Saint Louis Mo. May 14, 1861.
Sir: In common with thousands who have perused your admirable proclamation of this morning,1 I return you the thanks of a citizen of Missouri for its pratriotic tone and tranquilizing assurances.
There is nothing in this paper which is in my opinion needs explanation; yet I wish to be able to answer, with the authority of your name, a question which I have already replied to on my own judgment. Last evening, a gentleman, of the highest respectability, and intelligence, from Greene county, Mo. asked me whether I supposed it was the intention of the United States Government to interfere with the institution of negro slavery in Missouri or any Slave State, or impair the security of that description of property. Of course, my answer was most unqualifiedly, and almost indignantly in the negative. I told him that I had no means of forming an opinion which were not open to every other private citizen; but that I felt certain that the force of the United States, would, if necessary, be exerted for the protection of this, as well as any other kind of property. Will you be good enough to spare from your engrossing military duties so much time as may be required to say whether I answered correctly?
I have the honor to be, with the highest respect, your most obedient Servant.
(Sgd) Thomas T. Gantt.
[St. Louis, Mo.] May 14, 1861.
Sir: I have just received your note of this date, inquiring whether, in my opinion, you were correct in replying to a citizen of Southwestern Missouri as to the purpose of the United States Government respecting the protection of negro property.
I must premise my saying that I have no special instructions on this Head from the War Department. But I should as soon expect to hear that the orders of the Government were directed towards the overthrow of any other kind of property as of this in negro slaves.
I entertain no doubt whatever that you answered the question you mention correctly. I should certainly have answered it in the same manner, and I think with the very feelings you describe. I am not a little astonished that such a question could be seriously put. Already since the commencement of these unhappy disturbances, slaves have escaped from their owners, and have sought refuge in the camps of United States troops from Northern states and commanded by a Northern General. They were carefully sent back to their owners. An insurrection of slaves was reported to have taken place in Maryland. A Northern General offered to the Executive of that State the aid of Northern troops under his own command, to suppress it. Incendiaries have asked of the President permission to invade the Southern States, and have been warned that any attempt to do this will be punished as a crime. I repeat it, I have no special means of knowledge on this subject, but what I have cited, and my general acquaintance with the statesmanlike views of the President, makes me confident in expressing the opinion above given. Very respectfully, Your obedt. Servant:
[William S. Harney]
Thomas T. Gantt to Brig. Genl. W. S. Harney, 14 May 1861, and Brigadier General [William S. Harney] to Thomas T. Gantt, Esq., 14 May 1861, vol. 2/8 DMo, pp. 202–4, Letters Sent, series 5481, Department of the West, U.S. Army Continental Commands, Record Group 393 Pt. 1, National Archives.

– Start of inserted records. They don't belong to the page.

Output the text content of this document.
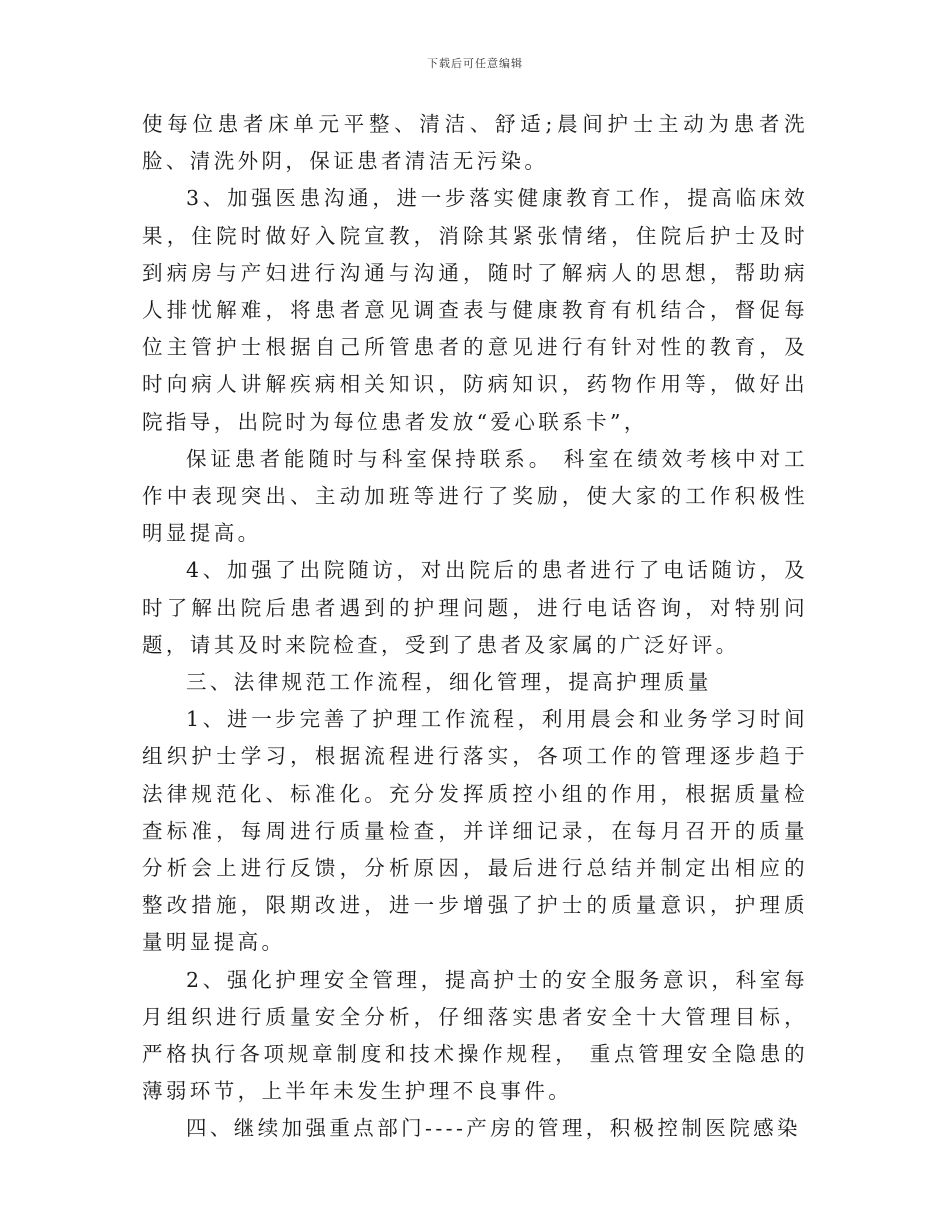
下载后可任意编辑

使每位患者床单元平整、清洁、舒适;晨间护士主动为患者洗脸、清洗外阴，保证患者清洁无污染。

3、加强医患沟通，进一步落实健康教育工作，提高临床效果，住院时做好入院宣教，消除其紧张情绪，住院后护士及时到病房与产妇进行沟通与沟通，随时了解病人的思想，帮助病人排忧解难，将患者意见调查表与健康教育有机结合，督促每位主管护士根据自己所管患者的意见进行有针对性的教育，及时向病人讲解疾病相关知识，防病知识，药物作用等，做好出院指导，出院时为每位患者发放“爱心联系卡”，

保证患者能随时与科室保持联系。 科室在绩效考核中对工作中表现突出、主动加班等进行了奖励，使大家的工作积极性明显提高。

4、加强了出院随访，对出院后的患者进行了电话随访，及时了解出院后患者遇到的护理问题，进行电话咨询，对特别问题，请其及时来院检查，受到了患者及家属的广泛好评。

三、法律规范工作流程，细化管理，提高护理质量

1、进一步完善了护理工作流程，利用晨会和业务学习时间组织护士学习，根据流程进行落实，各项工作的管理逐步趋于法律规范化、标准化。充分发挥质控小组的作用，根据质量检查标准，每周进行质量检查，并详细记录，在每月召开的质量分析会上进行反馈，分析原因，最后进行总结并制定出相应的整改措施，限期改进，进一步增强了护士的质量意识，护理质量明显提高。

2、强化护理安全管理，提高护士的安全服务意识，科室每月组织进行质量安全分析，仔细落实患者安全十大管理目标，严格执行各项规章制度和技术操作规程， 重点管理安全隐患的薄弱环节，上半年未发生护理不良事件。

四、继续加强重点部门----产房的管理，积极控制医院感染
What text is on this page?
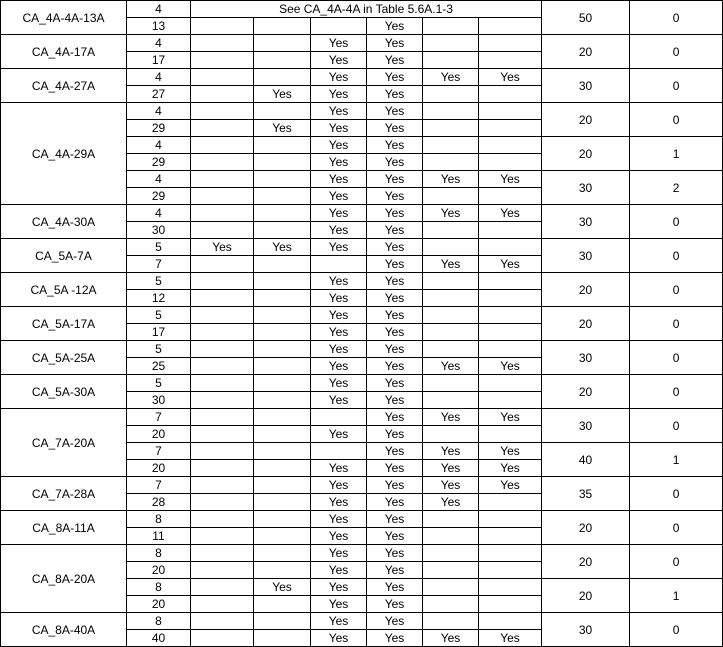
CA_4A-4A-13A	4	See CA_4A-4A in Table 5.6A.1-3						50	0
	13				Yes				
CA_4A-17A	4			Yes	Yes			20	0
	17			Yes	Yes				
CA_4A-27A	4			Yes	Yes	Yes	Yes	30	0
	27		Yes	Yes	Yes				
CA_4A-29A	4			Yes	Yes			20	0
	29		Yes	Yes	Yes				
	4			Yes	Yes			20	1
	29			Yes	Yes				
	4			Yes	Yes	Yes	Yes	30	2
	29			Yes	Yes				
CA_4A-30A	4			Yes	Yes	Yes	Yes	30	0
	30			Yes	Yes				
CA_5A-7A	5	Yes	Yes	Yes	Yes			30	0
	7				Yes	Yes	Yes		
CA_5A -12A	5			Yes	Yes			20	0
	12			Yes	Yes				
CA_5A-17A	5			Yes	Yes			20	0
	17			Yes	Yes				
CA_5A-25A	5			Yes	Yes			30	0
	25			Yes	Yes	Yes	Yes		
CA_5A-30A	5			Yes	Yes			20	0
	30			Yes	Yes				
CA_7A-20A	7				Yes	Yes	Yes	30	0
	20			Yes	Yes				
	7				Yes	Yes	Yes	40	1
	20			Yes	Yes	Yes	Yes		
CA_7A-28A	7			Yes	Yes	Yes	Yes	35	0
	28			Yes	Yes	Yes			
CA_8A-11A	8			Yes	Yes			20	0
	11			Yes	Yes				
CA_8A-20A	8			Yes	Yes			20	0
	20			Yes	Yes				
	8		Yes	Yes	Yes			20	1
	20			Yes	Yes				
CA_8A-40A	8			Yes	Yes			30	0
	40			Yes	Yes	Yes	Yes		
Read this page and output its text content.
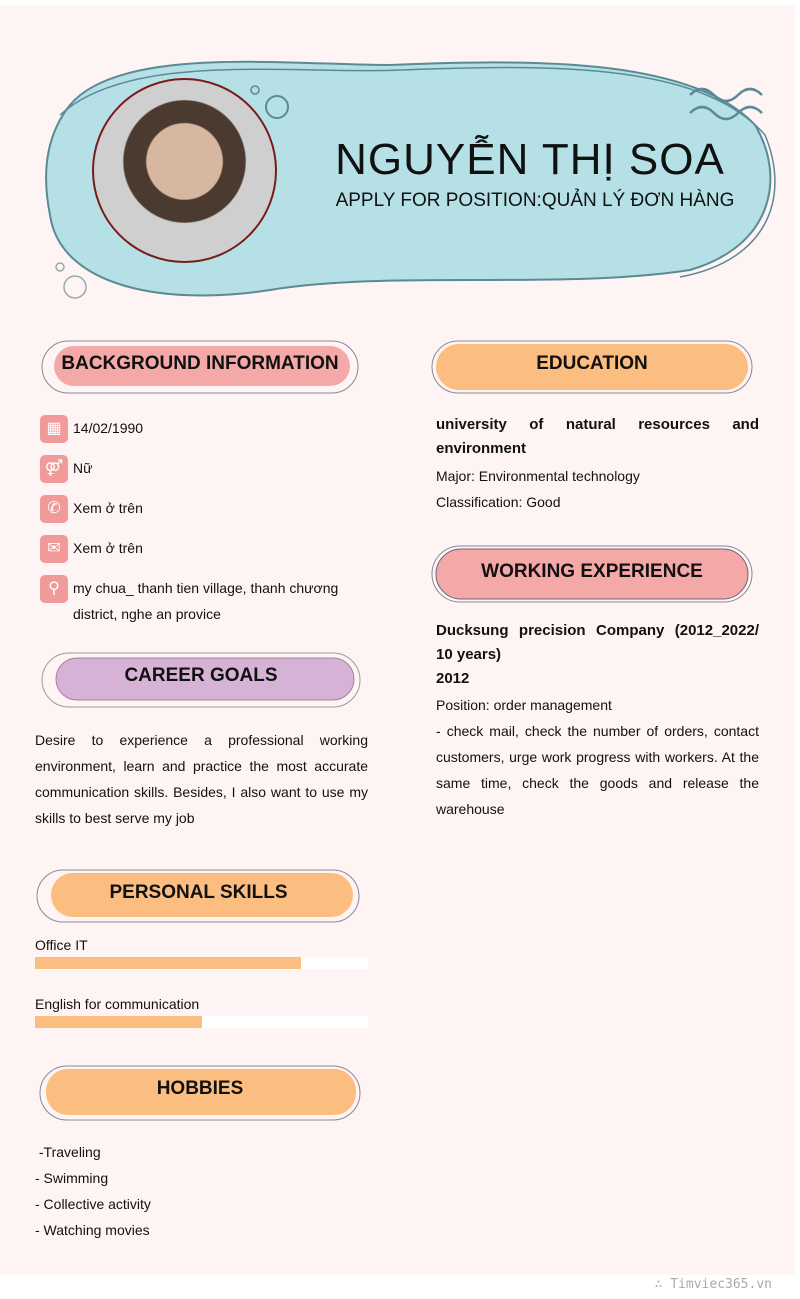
NGUYỄN THỊ SOA
APPLY FOR POSITION:QUẢN LÝ ĐƠN HÀNG
BACKGROUND INFORMATION
▦ 14/02/1990
⚤ Nữ
✆ Xem ở trên
✉ Xem ở trên
⚲ my chua_ thanh tien village, thanh chương district, nghe an provice
CAREER GOALS
Desire to experience a professional working environment, learn and practice the most accurate communication skills. Besides, I also want to use my skills to best serve my job
PERSONAL SKILLS
Office IT
English for communication
HOBBIES
-Traveling
- Swimming
- Collective activity
- Watching movies
EDUCATION
university of natural resources and environment
Major: Environmental technology
Classification: Good
WORKING EXPERIENCE
Ducksung precision Company (2012_2022/ 10 years)
2012
Position: order management
- check mail, check the number of orders, contact customers, urge work progress with workers. At the same time, check the goods and release the warehouse
∴ Timviec365.vn
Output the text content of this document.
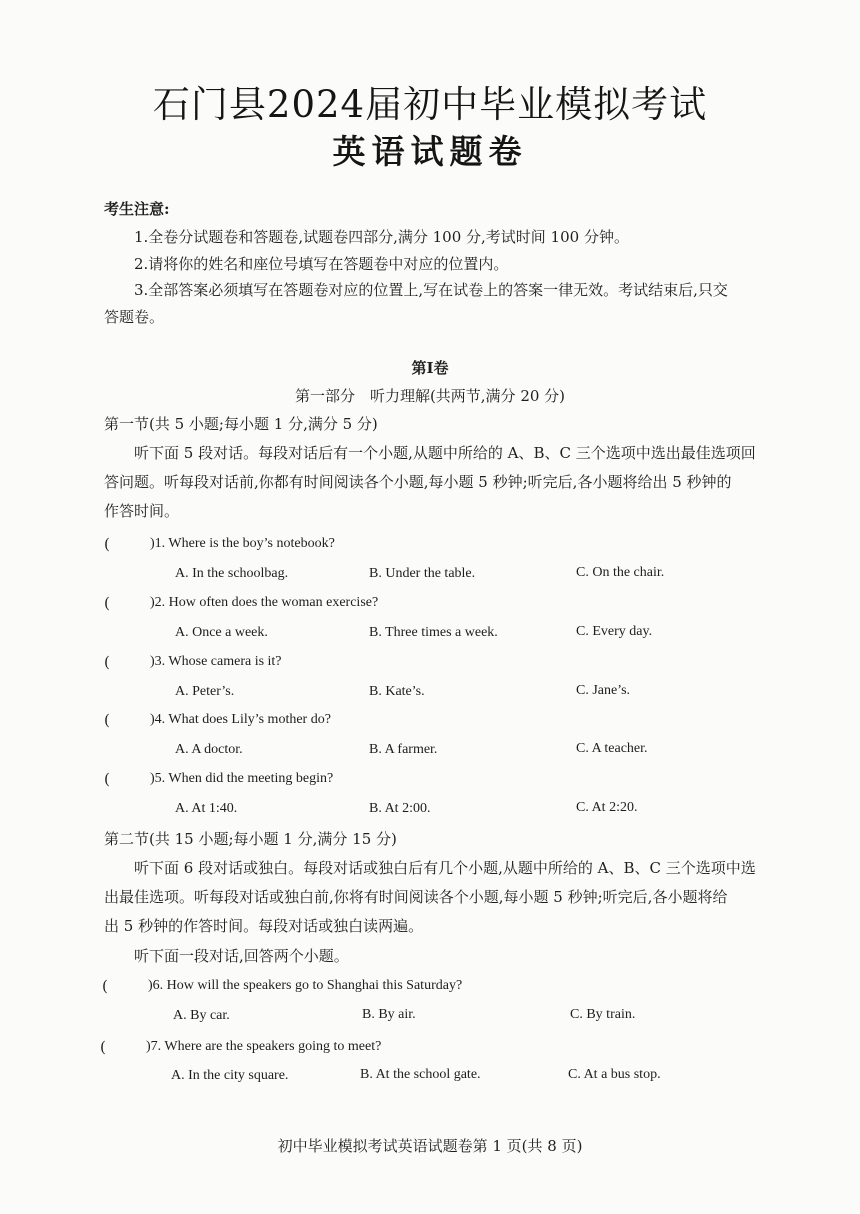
石门县2024届初中毕业模拟考试
英语试题卷
考生注意:
1.全卷分试题卷和答题卷,试题卷四部分,满分 100 分,考试时间 100 分钟。
2.请将你的姓名和座位号填写在答题卷中对应的位置内。
3.全部答案必须填写在答题卷对应的位置上,写在试卷上的答案一律无效。考试结束后,只交
答题卷。
第Ⅰ卷
第一部分　听力理解(共两节,满分 20 分)
第一节(共 5 小题;每小题 1 分,满分 5 分)
听下面 5 段对话。每段对话后有一个小题,从题中所给的 A、B、C 三个选项中选出最佳选项回
答问题。听每段对话前,你都有时间阅读各个小题,每小题 5 秒钟;听完后,各小题将给出 5 秒钟的
作答时间。
(	)1. Where is the boy’s notebook?
A. In the schoolbag.	B. Under the table.	C. On the chair.
(	)2. How often does the woman exercise?
A. Once a week.	B. Three times a week.	C. Every day.
(	)3. Whose camera is it?
A. Peter’s.	B. Kate’s.	C. Jane’s.
(	)4. What does Lily’s mother do?
A. A doctor.	B. A farmer.	C. A teacher.
(	)5. When did the meeting begin?
A. At 1:40.	B. At 2:00.	C. At 2:20.
第二节(共 15 小题;每小题 1 分,满分 15 分)
听下面 6 段对话或独白。每段对话或独白后有几个小题,从题中所给的 A、B、C 三个选项中选
出最佳选项。听每段对话或独白前,你将有时间阅读各个小题,每小题 5 秒钟;听完后,各小题将给
出 5 秒钟的作答时间。每段对话或独白读两遍。
听下面一段对话,回答两个小题。
(	)6. How will the speakers go to Shanghai this Saturday?
A. By car.	B. By air.	C. By train.
(	)7. Where are the speakers going to meet?
A. In the city square.	B. At the school gate.	C. At a bus stop.
初中毕业模拟考试英语试题卷第 1 页(共 8 页)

1. In a proclamation to the people of Missouri on May 14, 1861, General William S. Harney, commander of the Department of the West, criticized the Missouri general assembly, dubbing its recent military bill “an indirect secession ordinance.” Warning Missourians that their state “must share the destiny of the Union,” he predicted that “the whole power of the Government of the United States, if necessary, will be exerted to maintain Missouri in her present position in the Union” and pledged himself to that end. Regarding the interests of Missouri unionists, he affirmed, “I shall exert my authority to protect their persons and property from violations of every kind.” (The War of the Rebellion: A Compilation of the Official Records of the Union and Confederate Armies, 128 vols. [Washington, 1880–1901], series 1, vol. 3, pp. 371–72.)